2-Methoxyestradiol modulates beta-catenin in prostate cancer cells: a possible mediator of 2-methoxyestradiol-induced inhibition of cell growth.

2-Methoxyestradiol (2-ME(2)) is a novel anticancer agent because of its ability to potentiate apoptotic cell death and inhibit cancer cell growth and angiogenesis. The modes of action of this agent, however, have not yet been fully elucidated. In our study, we have investigated whether 2-ME2 is able to modulate beta-catenin signaling in prostate cancer cells, which is one of the major players in cell-cell adhesion, proliferation, apoptosis and carcinogenesis. We found that beta-catenin levels were significantly upregulated by 2-ME(2) in a dose-dependent manner in androgen dependent and independent prostate cancer total cellular extracts. We further show that beta-catenin levels were significantly increased in the membrane fraction, while nuclear fractions of beta-catenin were downregulated in the 2-ME(2)-treated cells.
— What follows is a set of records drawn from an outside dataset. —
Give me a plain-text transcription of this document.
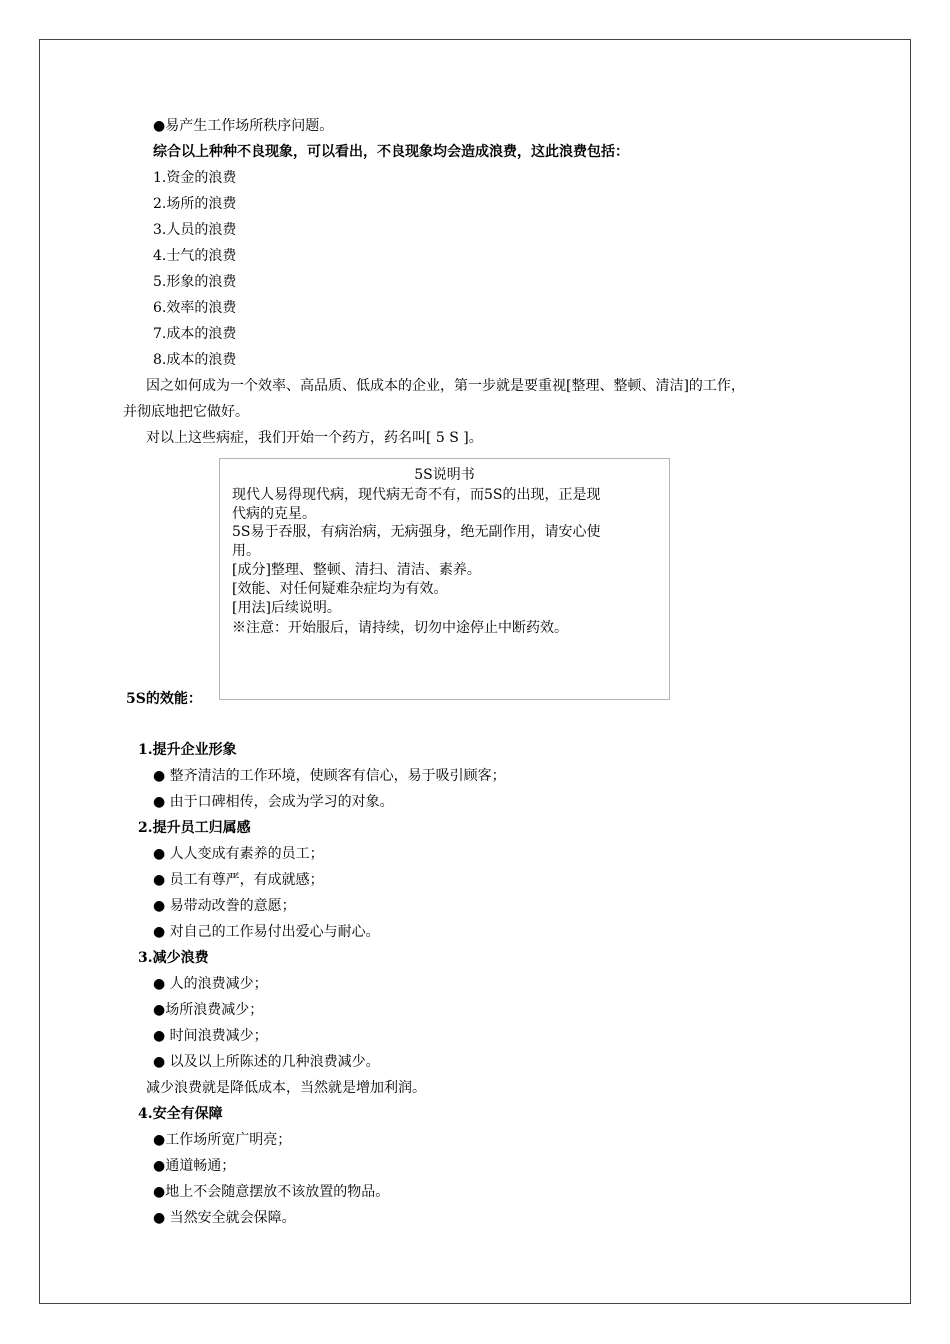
●易产生工作场所秩序问题。
综合以上种种不良现象，可以看出，不良现象均会造成浪费，这此浪费包括：
1.资金的浪费
2.场所的浪费
3.人员的浪费
4.士气的浪费
5.形象的浪费
6.效率的浪费
7.成本的浪费
8.成本的浪费
因之如何成为一个效率、高品质、低成本的企业，第一步就是要重视[整理、整顿、清洁]的工作，
并彻底地把它做好。
对以上这些病症，我们开始一个药方，药名叫[ 5 S ]。
5S说明书
现代人易得现代病，现代病无奇不有，而5S的出现，正是现
代病的克星。
5S易于吞服，有病治病，无病强身，绝无副作用，请安心使
用。
[成分]整理、整顿、清扫、清洁、素养。
[效能、对任何疑难杂症均为有效。
[用法]后续说明。
※注意：开始服后，请持续，切勿中途停止中断药效。
5S的效能：
1.提升企业形象
● 整齐清洁的工作环境，使顾客有信心，易于吸引顾客；
● 由于口碑相传，会成为学习的对象。
2.提升员工归属感
● 人人变成有素养的员工；
● 员工有尊严，有成就感；
● 易带动改誊的意愿；
● 对自己的工作易付出爱心与耐心。
3.减少浪费
● 人的浪费减少；
●场所浪费减少；
● 时间浪费减少；
● 以及以上所陈述的几种浪费减少。
减少浪费就是降低成本，当然就是增加利润。
4.安全有保障
●工作场所宽广明亮；
●通道畅通；
●地上不会随意摆放不该放置的物品。
● 当然安全就会保障。
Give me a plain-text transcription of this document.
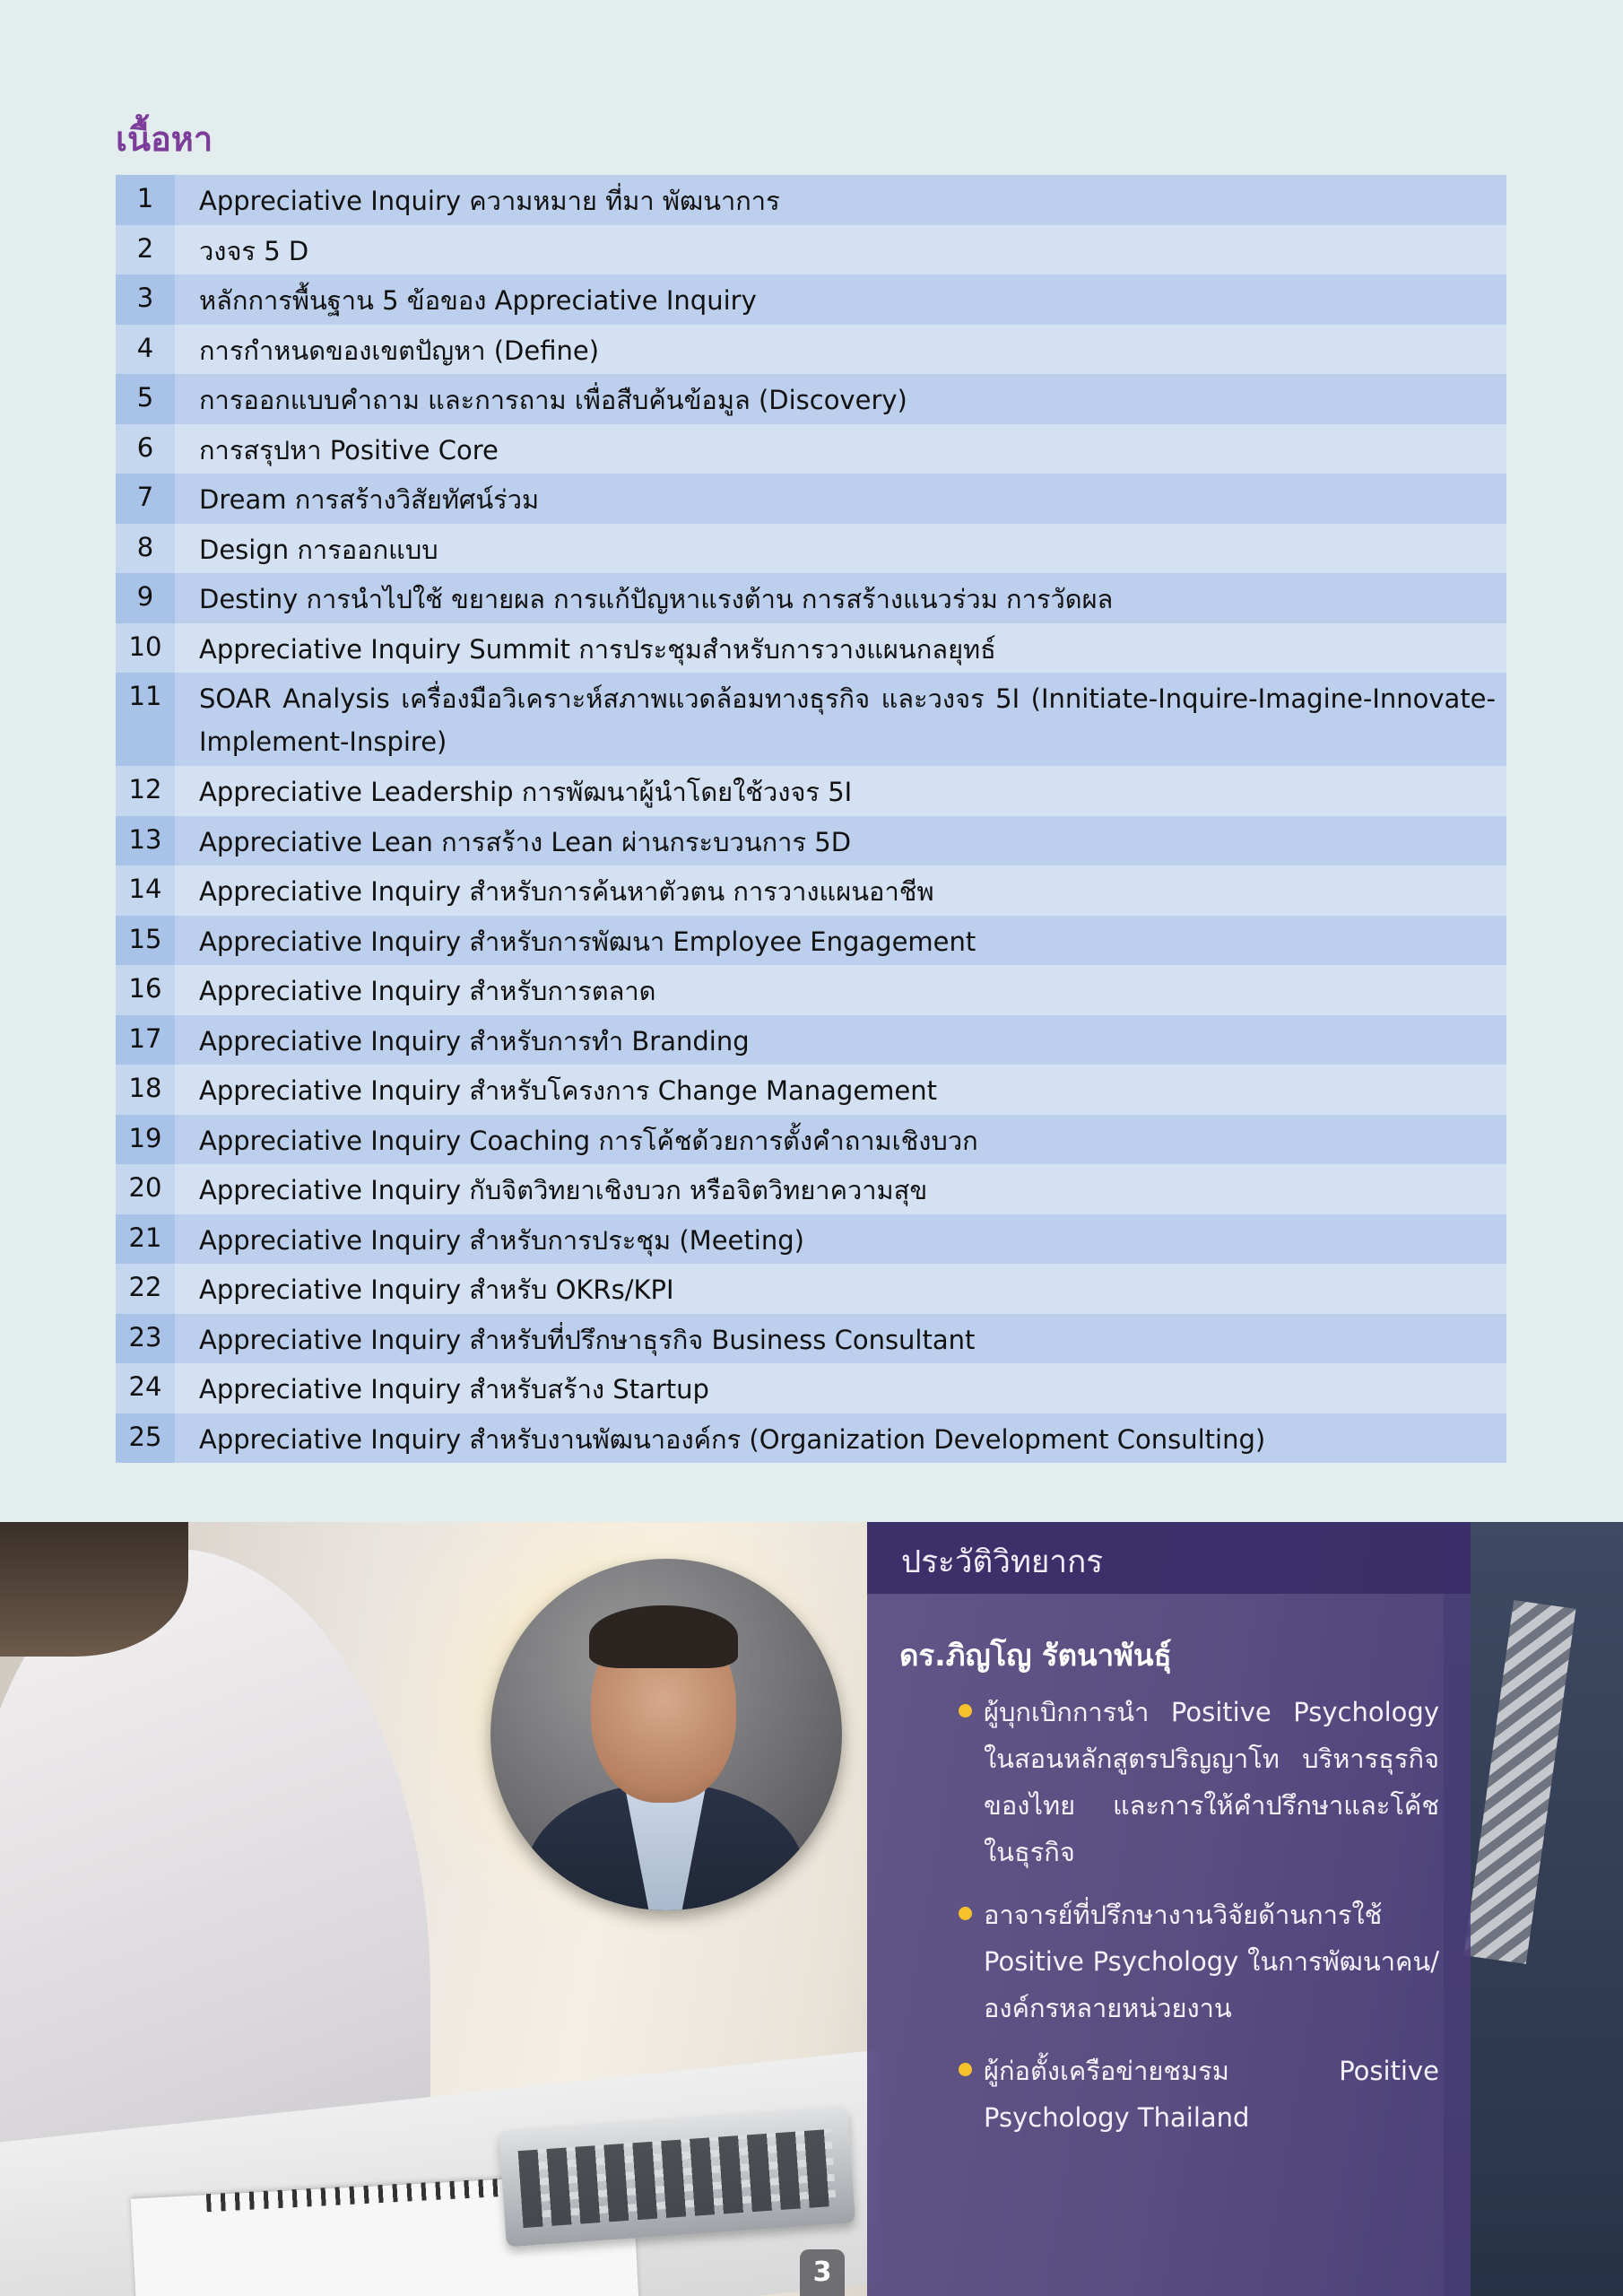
เนื้อหา
1	Appreciative Inquiry ความหมาย ที่มา พัฒนาการ
2	วงจร 5 D
3	หลักการพื้นฐาน 5 ข้อของ Appreciative Inquiry
4	การกำหนดของเขตปัญหา (Define)
5	การออกแบบคำถาม และการถาม เพื่อสืบค้นข้อมูล (Discovery)
6	การสรุปหา Positive Core
7	Dream การสร้างวิสัยทัศน์ร่วม
8	Design การออกแบบ
9	Destiny การนำไปใช้ ขยายผล การแก้ปัญหาแรงต้าน การสร้างแนวร่วม การวัดผล
10	Appreciative Inquiry Summit การประชุมสำหรับการวางแผนกลยุทธ์
11	SOAR Analysis เครื่องมือวิเคราะห์สภาพแวดล้อมทางธุรกิจ และวงจร 5I (Innitiate-Inquire-Imagine-Innovate-Implement-Inspire)
12	Appreciative Leadership การพัฒนาผู้นำโดยใช้วงจร 5I
13	Appreciative Lean การสร้าง Lean ผ่านกระบวนการ 5D
14	Appreciative Inquiry สำหรับการค้นหาตัวตน การวางแผนอาชีพ
15	Appreciative Inquiry สำหรับการพัฒนา Employee Engagement
16	Appreciative Inquiry สำหรับการตลาด
17	Appreciative Inquiry สำหรับการทำ Branding
18	Appreciative Inquiry สำหรับโครงการ Change Management
19	Appreciative Inquiry Coaching การโค้ชด้วยการตั้งคำถามเชิงบวก
20	Appreciative Inquiry กับจิตวิทยาเชิงบวก หรือจิตวิทยาความสุข
21	Appreciative Inquiry สำหรับการประชุม (Meeting)
22	Appreciative Inquiry สำหรับ OKRs/KPI
23	Appreciative Inquiry สำหรับที่ปรึกษาธุรกิจ Business Consultant
24	Appreciative Inquiry สำหรับสร้าง Startup
25	Appreciative Inquiry สำหรับงานพัฒนาองค์กร (Organization Development Consulting)
ประวัติวิทยากร
ดร.ภิญโญ รัตนาพันธุ์
ผู้บุกเบิกการนำ Positive Psychology ในสอนหลักสูตรปริญญาโท บริหารธุรกิจของไทย และการให้คำปรึกษาและโค้ชในธุรกิจ
อาจารย์ที่ปรึกษางานวิจัยด้านการใช้ Positive Psychology ในการพัฒนาคน/องค์กรหลายหน่วยงาน
ผู้ก่อตั้งเครือข่ายชมรม Positive Psychology Thailand
3
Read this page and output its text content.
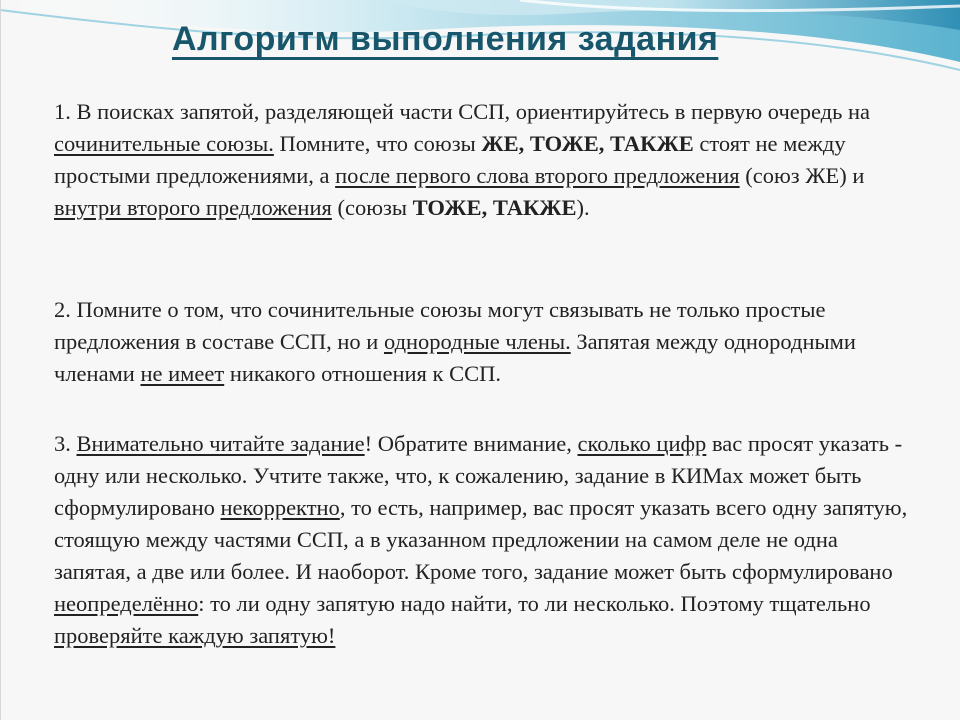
Алгоритм выполнения задания

1. В поисках запятой, разделяющей части ССП, ориентируйтесь в первую очередь на сочинительные союзы. Помните, что союзы ЖЕ, ТОЖЕ, ТАКЖЕ стоят не между простыми предложениями, а после первого слова второго предложения (союз ЖЕ) и внутри второго предложения (союзы ТОЖЕ, ТАКЖЕ).

2. Помните о том, что сочинительные союзы могут связывать не только простые предложения в составе ССП, но и однородные члены. Запятая между однородными членами не имеет никакого отношения к ССП.

3. Внимательно читайте задание! Обратите внимание, сколько цифр вас просят указать - одну или несколько. Учтите также, что, к сожалению, задание в КИМах может быть сформулировано некорректно, то есть, например, вас просят указать всего одну запятую, стоящую между частями ССП, а в указанном предложении на самом деле не одна запятая, а две или более. И наоборот. Кроме того, задание может быть сформулировано неопределённо: то ли одну запятую надо найти, то ли несколько. Поэтому тщательно проверяйте каждую запятую!
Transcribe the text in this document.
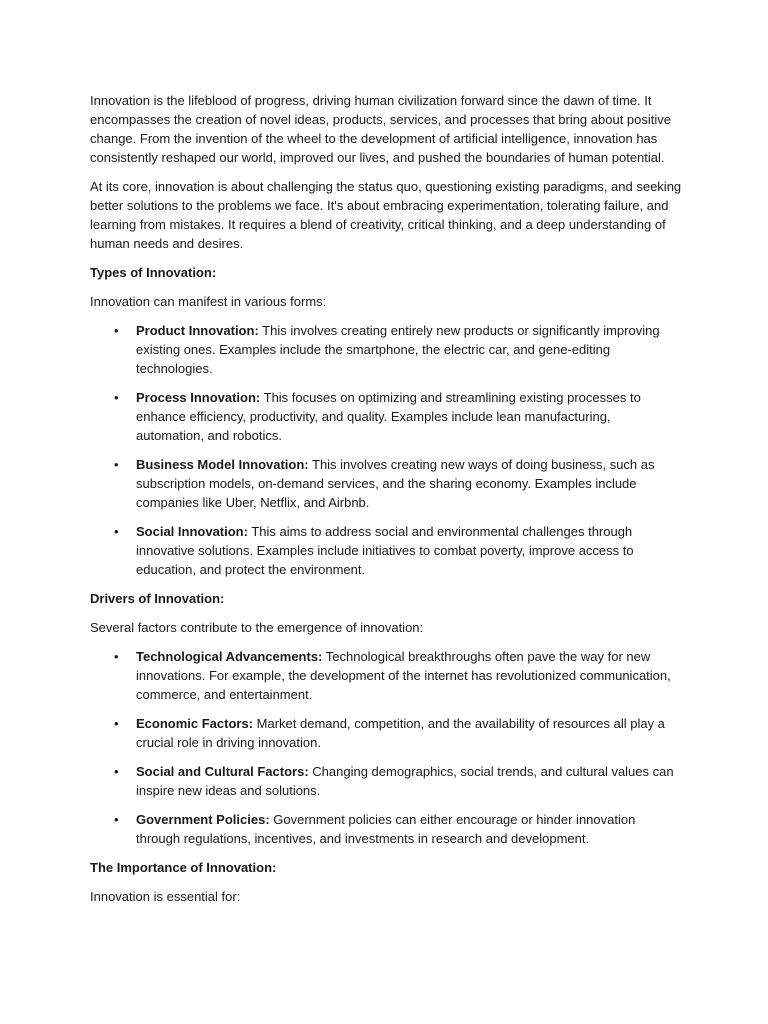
Innovation is the lifeblood of progress, driving human civilization forward since the dawn of time. It encompasses the creation of novel ideas, products, services, and processes that bring about positive change. From the invention of the wheel to the development of artificial intelligence, innovation has consistently reshaped our world, improved our lives, and pushed the boundaries of human potential.

At its core, innovation is about challenging the status quo, questioning existing paradigms, and seeking better solutions to the problems we face. It's about embracing experimentation, tolerating failure, and learning from mistakes. It requires a blend of creativity, critical thinking, and a deep understanding of human needs and desires.

Types of Innovation:

Innovation can manifest in various forms:

• Product Innovation: This involves creating entirely new products or significantly improving existing ones. Examples include the smartphone, the electric car, and gene-editing technologies.
• Process Innovation: This focuses on optimizing and streamlining existing processes to enhance efficiency, productivity, and quality. Examples include lean manufacturing, automation, and robotics.
• Business Model Innovation: This involves creating new ways of doing business, such as subscription models, on-demand services, and the sharing economy. Examples include companies like Uber, Netflix, and Airbnb.
• Social Innovation: This aims to address social and environmental challenges through innovative solutions. Examples include initiatives to combat poverty, improve access to education, and protect the environment.

Drivers of Innovation:

Several factors contribute to the emergence of innovation:

• Technological Advancements: Technological breakthroughs often pave the way for new innovations. For example, the development of the internet has revolutionized communication, commerce, and entertainment.
• Economic Factors: Market demand, competition, and the availability of resources all play a crucial role in driving innovation.
• Social and Cultural Factors: Changing demographics, social trends, and cultural values can inspire new ideas and solutions.
• Government Policies: Government policies can either encourage or hinder innovation through regulations, incentives, and investments in research and development.

The Importance of Innovation:

Innovation is essential for:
Accumulation of dephospho-beta-catenin (nondegraded form) parallel with Bcl-2 and Cyclin D1 downregulation was also achieved after 2-ME(2) treatment. Moreover, we demonstrate that the beta-catenin production by 2-ME(2) is mediated through the MEK/ERK-2 signaling pathway. Collectively, these results suggest that the cytostatic effect of 2-ME(2) may be mediated through the prevention of the translocation of beta-catenin to the nucleus parallel with an increase in cell-cell adhesion by increasing membrane beta-catenin production, eventually preventing cell migration. Moreover, dephospho-beta-catenin accumulation by 2ME(2) in the cytoplasm may contribute to the induction of apoptosis of these cells. Finally, studies testing the efficacy of 2-ME(2) in human prostate cancer are warranted to determine whether the inhibition of the expected loss of membranous beta-catenin and the upregulation of nuclear beta-catenin can prevent prostate cancer development and progression.